At a time when Texas officials are talking about trimming the state’s budget to deal with serious revenue shortfalls, one medical organization is instead pushing the state to expand Medicaid, via the Affordable Care Act.
But that’s the wrong prescription for what ails America’s health care safety net for the poor. Instead of expanding Medicaid’s reach, let’s broaden its scope. Let’s revamp Medicaid to make it serve those it covers now more effectively, allowing innovation and new approaches. We can still ensure that the net is there even for those with pre-existing conditions by establishing guaranteed coverage pools.
In other words, let’s give Americans more choices—not fewer.
We must begin with a better understanding of the uninsured. The fact is that most of our nation’s 28.3 million uninsured qualify for some kind of assistance already—yet they do not take advantage of it. According to the Kaiser Family Foundation, 57 percent of the uninsured in 2018 were eligible for financial assistance through Medicaid or marketplace subsidies. Why didn’t they participate? A plurality (45 percent) say the cost of premiums is too high—something the ACA promised to address, but failed.
Another 4 million are ineligible due to their immigration status (something Medicaid expansion wouldn’t address, either). In fact, only 8 percent of the uninsured (2.3 million total) are in the coverage gap—they truly can’t afford insurance but don’t qualify for government assistance. That’s less than 1 percent of our population.
It simply doesn’t make sense to expand a massive, cumbersome and deeply flawed Medicaid program to cover that additional 1 percent. More targeted assistance, and a nimbler, more effective Medicaid system overall would have a far greater impact on public health—and our fiscal well-being.
What does make sense is to improve Medicaid and its delivery of care to those it already serves. Currently, Medicaid recipients are finding that coverage doesn’t equal care.

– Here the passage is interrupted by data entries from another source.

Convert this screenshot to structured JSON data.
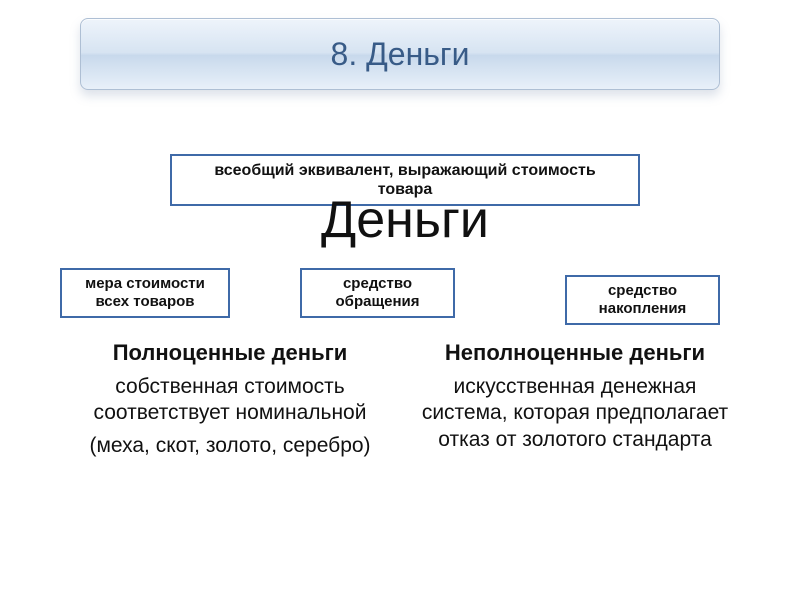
{
  "colors": {
    "banner_text": "#385b87",
    "box_border": "#3f6aa8",
    "text": "#111111",
    "banner_gradient_top": "#eef4fb",
    "banner_gradient_mid1": "#d7e4f2",
    "banner_gradient_mid2": "#c8d9ec",
    "banner_gradient_bottom": "#e8f0f9",
    "background": "#ffffff"
  },
  "typography": {
    "banner_fontsize": 32,
    "central_word_fontsize": 52,
    "definition_fontsize": 16,
    "small_box_fontsize": 15,
    "column_title_fontsize": 22,
    "column_body_fontsize": 21
  },
  "header": {
    "title": "8. Деньги"
  },
  "definition_box": {
    "text": "всеобщий эквивалент, выражающий стоимость товара"
  },
  "central_word": "Деньги",
  "function_boxes": {
    "mera": {
      "line1": "мера стоимости",
      "line2": "всех товаров"
    },
    "obr": {
      "line1": "средство",
      "line2": "обращения"
    },
    "nak": {
      "line1": "средство",
      "line2": "накопления"
    }
  },
  "columns": {
    "left": {
      "title": "Полноценные деньги",
      "p1": "собственная стоимость соответствует номинальной",
      "p2": "(меха, скот, золото, серебро)"
    },
    "right": {
      "title": "Неполноценные деньги",
      "p1": "искусственная денежная система, которая предполагает отказ от золотого стандарта"
    }
  }
}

Dismally low reimbursement rates mean that doctors are less likely to accept new Medicaid patients (sending more and more to emergency rooms with primary care complaints, or leading them to delay care).
But what if we allowed Medicaid dollars to be used differently? Medicaid funding could easily cover Direct Primary Care arrangements for many recipients. In DPC, patients pay physicians a subscription fee (often less than $80 per month) that covers most of the primary care and urgent care we all need. Using innovative technology such as HIPAA-compliant smartphone apps, patients can build the kind of effective relationships with their doctors they could never have in an ER setting. Many physicians report they’re able to treat long-term issues such as diabetes more effectively with that strengthened doctor/patient relationship.
Other innovations, such as direct doctor-to-patient medication delivery (which better ensures prescription compliance), broader use of telemedicine and incentivizing Federally Qualified Health Centers to care for our rural communities, could remake Medicaid into a more effective program to help the nation’s poor.
When combined with guaranteed-coverage pools for those with high-cost health needs, we can make real improvements in the health and well-being of Americans.
Don’t let the COVID-19 pandemic drive Medicaid expansion. The states hardest hit by the coronavirus are states that did expand Medicaid, including New York, New Jersey, Washington and California. Medicaid expansion is no panacea for this or any other pandemic.
The problem with Medicaid isn’t that it’s not big enough—it’s a regulatory behemoth. And it’s not that the program doesn’t cover enough people—it already covers 65.6 million Americans (with another 6.7 million more enrolled in the related Children’s Health Insurance Program).
The problem is that it doesn’t work very well for those for whom the program was intended.
We can improve Medicaid and help ensure that the most vulnerable among us receive the care they need. But we do that by reforming Medicaid and allowing Americans more choices, not by simply expanding a program that isn’t meeting their needs.